How Does Attenuation Correction Work?

I think it's one of those questions where you know the answer, but really don't know the answer, because you know the reason why we do attenuation correction (AC), but really don't know how it is applied on our patients.  Thus the question, "how does attenuation correction work?"  

To start, the principles of AC applies to both SPECT/CT and PET/CT alike, even though we are using different isotopes and energy levels for these systems.  

The CT unit is the main equipment piece that helps us to make this work.  The reason why is, it is the x-ray's that shoot through the body, which gets collected by the CT detector array on the other side that provides the AC data.... "but we know that already!".  The problem lies in the fact that the x-rays and the energy of the isotopes are different.  Let's use Tc-99m as an example.  The problem is this, how do you use a 70 keV x-ray to correct for the nuclear medicine SPECT scan if the energy level for acquisition is at 140 keV?  These energies interact and attenuate differently as it traverses through the body!

Fig. 1  At the very top is the CT x-ray tube (rectangle), with x-rays shooting outwards in a fan beam array through the body (ellipse), being received by the detectors arrange in an "U shape" at the bottom.

When the x-rays are produced from the x-ray tube, there are a spectrum of low to high energies generally, where low energy x-rays get absorbed by the tissues whereas the high energy x-rays pass right through the body, if it is used unfiltered. This is something that we do not want because it makes it harder to figure out the AC maps. Thus the x-rays are filtered (wedge or bow tie) to produce an average of 70 keV's to help simplify the process.  The process isn't perfect, but it "hardens" the beam to eliminate the "ends" of the x-ray spectrum.

Fig. 2  The the x-rays are filtered to help simplify the process of AC.

Once we collect the x-ray data from the detectors, the information is reprocessed. The most important piece of information is the linear attenuation coefficient (u), which is calculated by using this formula, aka Beer's Law:

Formula taken from CT1 course, CAMRT

The little (u) can now be used to calculate the CT numbers to differentiate the different densities in the body based on the Hounsfield unit scale on our display monitors.

So the question now is, "How do we put all this information together to understand AC?!?!"

We've acquired our CT and what you see are whole bunch of CT numbers converted to the Hounsfield's scale, based on the (u) values of the CT x-rays.  The next step is to convert this data and create a correction factor for the corresponding voxels in the SPECT scan.  To do this, we need to calculate the new (u) value that is scaled to 140 keV.  Basically, what would be the new (u) value if we converted 70 keV x-ray to 140 keV (the Tc-99m energy that we want to scale it to)?

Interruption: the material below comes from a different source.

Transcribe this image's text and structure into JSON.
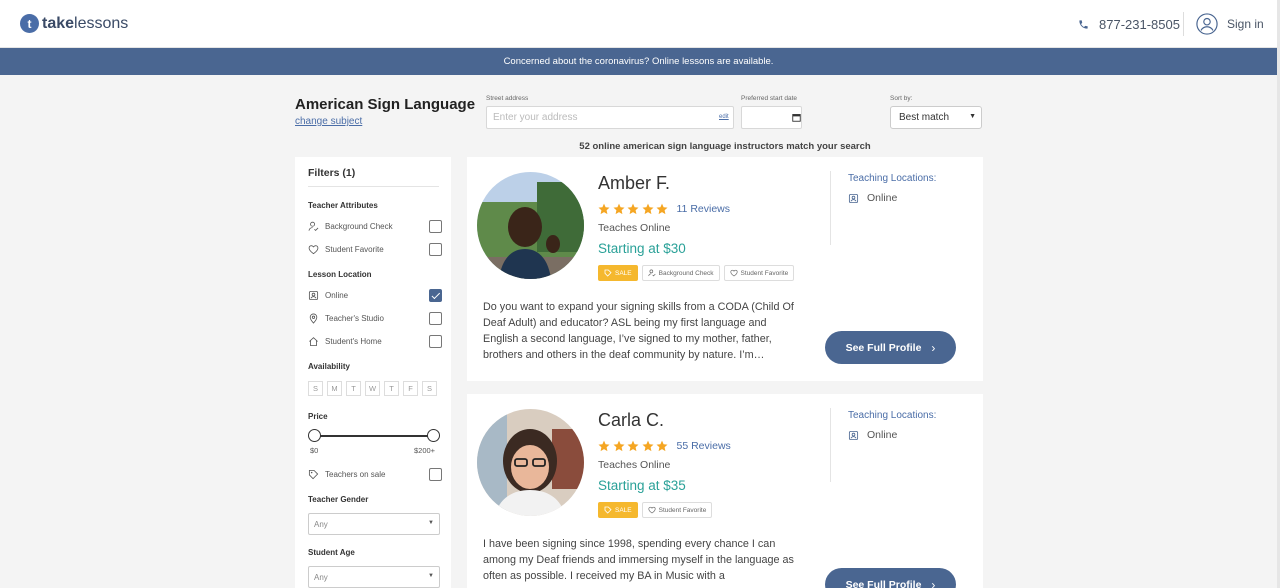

There's two parts to this scaling:

1.  Formulas to calculate and scale the 70 keV to 140 keV based on the original CT number acquired for your CT scan

2.  A bilinear graph (model) used to convert CT numbers to (u) values for specific radionuclides like Tc-99m, In-111, Ga-67, F-18 etc.

The formulas:

Fig.3  Top:  Formula for (u) for CT values less than 0 (0 being water).  Bottom:  Formula for (u) for CT values greater than 0.  These are bit hard to see, but look them up in this article:  SPECT/CT Physical Principles and Attenuation Correction

The bilinear graph, works hand in hand with the formulas, because it just gives a graphical overview of how the CT numbers are treated when the CT values are below or above CT=0.  The reason for the bilinear graph is to account for the different densities in the body (ie. water and air mix OR water, soft tissue and bone mix).

Fig. 4  Bilinear graph depicting the corresponding (u) values in relation to the original CT numbers based on the CT scan.

Fortunately most of these scaling values have been pre-calculated and installed in the computer in a stored look up table for the reconstruction algorithm... it's been all worked out. To finish it all off, the CT image has to be "dumbed down" to fit the overlying SPECT image, since CT images have higher resolution than nuclear medicine images thus it needs to be reformatted so that it matches the same matrix, slice width and slice position as the SPECT data.  The new scaled AC map is then incorporated into the original radionuclide SPECT projection image, and reconstructed.  The AC map is used to correct the emission counts from the uncorrected SPECT data to provide the final corrected SPECT data.